Gods. Since that first night, I had been trying hard to be both professional and personable with my coworkers, to get along with everyone and not draw any unnecessary attention to myself. So, really, a casual fuck buddy was the last thing I needed—but Gavriel looked good and smelled good and had made me come real good.
And the stress of teaching along with the whole Benedict situation—I was wound too tight and bound to snap. It could either be with a sobbing meltdown in the shower…
Or with him.
I sucked in my cheeks, considering the gorgeous fae, pretending to really scrutinize him, and let out a sigh that sounded meaner than I meant. “Fine.”

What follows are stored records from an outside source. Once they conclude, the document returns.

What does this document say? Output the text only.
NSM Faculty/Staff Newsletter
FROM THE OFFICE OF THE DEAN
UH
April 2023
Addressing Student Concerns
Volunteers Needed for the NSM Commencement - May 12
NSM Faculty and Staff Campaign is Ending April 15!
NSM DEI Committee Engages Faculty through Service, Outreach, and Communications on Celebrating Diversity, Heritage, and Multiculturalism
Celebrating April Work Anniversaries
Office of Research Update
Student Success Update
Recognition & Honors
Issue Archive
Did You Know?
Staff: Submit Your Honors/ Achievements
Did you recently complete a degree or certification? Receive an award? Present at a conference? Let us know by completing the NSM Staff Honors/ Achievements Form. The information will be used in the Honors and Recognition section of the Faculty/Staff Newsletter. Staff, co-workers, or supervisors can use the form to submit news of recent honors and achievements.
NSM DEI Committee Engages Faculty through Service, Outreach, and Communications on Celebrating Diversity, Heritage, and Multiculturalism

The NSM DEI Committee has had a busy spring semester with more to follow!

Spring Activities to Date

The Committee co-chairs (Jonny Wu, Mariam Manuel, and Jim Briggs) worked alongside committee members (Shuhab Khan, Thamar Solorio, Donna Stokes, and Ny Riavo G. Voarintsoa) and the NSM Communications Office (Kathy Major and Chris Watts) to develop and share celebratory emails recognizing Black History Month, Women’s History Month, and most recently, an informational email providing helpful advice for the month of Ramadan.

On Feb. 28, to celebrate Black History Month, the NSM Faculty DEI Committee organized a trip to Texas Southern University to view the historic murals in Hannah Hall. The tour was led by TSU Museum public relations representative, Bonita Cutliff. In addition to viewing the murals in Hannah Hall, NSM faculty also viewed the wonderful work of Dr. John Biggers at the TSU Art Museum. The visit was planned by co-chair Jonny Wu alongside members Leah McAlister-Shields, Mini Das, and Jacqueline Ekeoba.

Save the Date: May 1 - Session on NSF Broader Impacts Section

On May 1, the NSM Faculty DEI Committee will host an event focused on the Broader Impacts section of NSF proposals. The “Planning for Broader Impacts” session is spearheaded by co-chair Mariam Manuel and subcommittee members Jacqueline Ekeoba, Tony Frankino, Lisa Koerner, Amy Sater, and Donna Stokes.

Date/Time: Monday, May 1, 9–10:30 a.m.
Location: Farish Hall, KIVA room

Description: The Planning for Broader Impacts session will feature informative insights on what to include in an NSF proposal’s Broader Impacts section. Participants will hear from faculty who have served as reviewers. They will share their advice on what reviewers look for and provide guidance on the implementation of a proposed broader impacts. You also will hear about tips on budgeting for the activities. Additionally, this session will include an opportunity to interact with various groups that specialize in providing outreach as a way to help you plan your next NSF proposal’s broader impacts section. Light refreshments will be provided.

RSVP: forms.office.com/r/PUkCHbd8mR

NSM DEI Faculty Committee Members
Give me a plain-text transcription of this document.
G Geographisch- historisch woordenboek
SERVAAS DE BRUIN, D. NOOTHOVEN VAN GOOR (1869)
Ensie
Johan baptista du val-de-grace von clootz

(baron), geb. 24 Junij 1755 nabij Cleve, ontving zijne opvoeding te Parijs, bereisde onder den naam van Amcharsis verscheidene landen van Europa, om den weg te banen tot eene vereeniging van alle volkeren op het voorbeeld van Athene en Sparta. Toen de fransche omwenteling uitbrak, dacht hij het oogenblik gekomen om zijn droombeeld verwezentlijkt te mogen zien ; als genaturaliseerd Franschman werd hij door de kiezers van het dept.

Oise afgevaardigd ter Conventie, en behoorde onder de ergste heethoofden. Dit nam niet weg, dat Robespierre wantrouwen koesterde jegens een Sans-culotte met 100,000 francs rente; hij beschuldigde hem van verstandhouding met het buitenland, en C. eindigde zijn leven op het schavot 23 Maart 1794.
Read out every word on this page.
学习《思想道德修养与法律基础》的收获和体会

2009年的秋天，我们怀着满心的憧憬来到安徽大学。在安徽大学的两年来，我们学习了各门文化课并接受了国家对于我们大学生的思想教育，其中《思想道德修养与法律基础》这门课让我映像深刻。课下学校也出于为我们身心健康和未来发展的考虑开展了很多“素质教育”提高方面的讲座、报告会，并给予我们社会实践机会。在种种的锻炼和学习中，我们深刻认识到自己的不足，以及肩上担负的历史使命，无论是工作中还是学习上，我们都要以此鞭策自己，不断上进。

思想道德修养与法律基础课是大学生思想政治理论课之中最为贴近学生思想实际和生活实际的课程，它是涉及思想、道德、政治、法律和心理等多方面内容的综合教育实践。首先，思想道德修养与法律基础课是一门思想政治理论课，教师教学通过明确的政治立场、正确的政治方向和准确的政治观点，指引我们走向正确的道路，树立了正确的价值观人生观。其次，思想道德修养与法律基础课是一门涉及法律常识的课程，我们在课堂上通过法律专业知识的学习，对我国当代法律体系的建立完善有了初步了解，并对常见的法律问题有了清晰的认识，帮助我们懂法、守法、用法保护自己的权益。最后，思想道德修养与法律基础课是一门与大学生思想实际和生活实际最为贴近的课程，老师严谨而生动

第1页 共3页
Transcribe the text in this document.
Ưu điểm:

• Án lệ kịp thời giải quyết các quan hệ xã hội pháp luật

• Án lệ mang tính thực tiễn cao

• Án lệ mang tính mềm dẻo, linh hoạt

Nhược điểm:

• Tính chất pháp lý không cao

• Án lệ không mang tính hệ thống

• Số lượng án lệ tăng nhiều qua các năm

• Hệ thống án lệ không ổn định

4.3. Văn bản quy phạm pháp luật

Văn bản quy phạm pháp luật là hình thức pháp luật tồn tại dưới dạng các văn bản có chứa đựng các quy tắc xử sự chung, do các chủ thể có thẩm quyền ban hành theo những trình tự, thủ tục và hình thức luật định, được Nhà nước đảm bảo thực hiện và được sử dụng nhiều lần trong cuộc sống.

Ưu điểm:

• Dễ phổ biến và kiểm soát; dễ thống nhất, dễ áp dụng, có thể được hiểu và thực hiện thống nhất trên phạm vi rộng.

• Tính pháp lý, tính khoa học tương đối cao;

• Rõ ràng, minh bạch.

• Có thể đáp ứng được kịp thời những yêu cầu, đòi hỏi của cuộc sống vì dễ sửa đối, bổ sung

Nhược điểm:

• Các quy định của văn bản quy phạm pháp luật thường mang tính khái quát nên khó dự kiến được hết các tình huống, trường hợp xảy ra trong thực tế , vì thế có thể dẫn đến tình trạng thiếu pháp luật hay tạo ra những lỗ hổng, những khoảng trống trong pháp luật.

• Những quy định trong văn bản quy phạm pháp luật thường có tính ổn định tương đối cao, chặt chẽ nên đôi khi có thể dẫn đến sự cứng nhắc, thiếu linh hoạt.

Gavriel stared at me for a beat, seduction fading, and then rolled his eyes. “Don’t sound so enthusiastic, little fury.”
Totally fair, but I also wasn’t going to stand here and bicker about my tone. Flipping him the bird, I had just started to turn away when he grabbed my wrist and hauled me to him. Smile back in place, eyes hooded and wanting, Gavriel yanked our bodies together and claimed my mouth with a biting kiss.